Can you elaborate on the last statement and maybe give an example of where that would occur?
Danny
Posts: 1595 | Location: Midlothian, VA, US | Registered: 22 February 2005
It follows from the equation (2) on p.3 and property 2 on p.4 in the referred paper.
In your example, although there are clearly standing out peaks in the PeakVue spectrum, the value of AF=0.25 and less. This is a result of significant noise present in the signal. Noise can also be seen by eyeballing in the expanded PeakVue TWF.

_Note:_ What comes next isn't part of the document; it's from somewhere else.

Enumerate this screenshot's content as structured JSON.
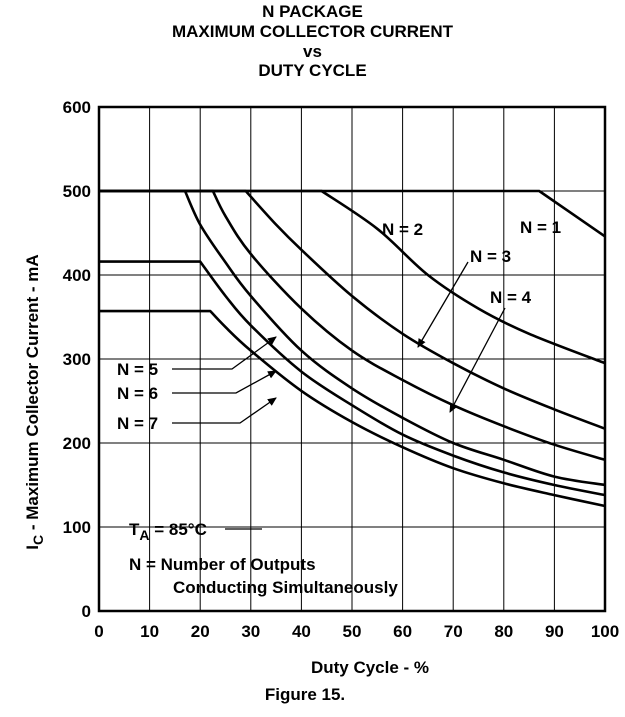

BTW, one can clearly also see in the AF modulation at 1x. It is also present in the spectrum.
David
Posts: 980 | Location: Texas | Registered: 22 February 2005
Since we have been discussing autocorrelation, I thought I'd throw this in. This fan bearing exhibited elevated high frequency vibration. The TWF shows a once per revolution impact. The Peakview data shows a peak at shaft speed (1041) with another peak at 15562. This is about 15x shaft speed. The autocorrelation plot shows a very strong shaft speed frequency with an additional repetitive frequency at 15360. I believe what all this means is that we have a once per revolution impact in the bearing that is exciting a resonance at at 15562. In this case, the autocorrelation seems to provide the simplest insight into this problem. The shaft speed vibration is very low. There is no indication of looseness. I expect there is a defect in the bearing that is being struck once per revolution.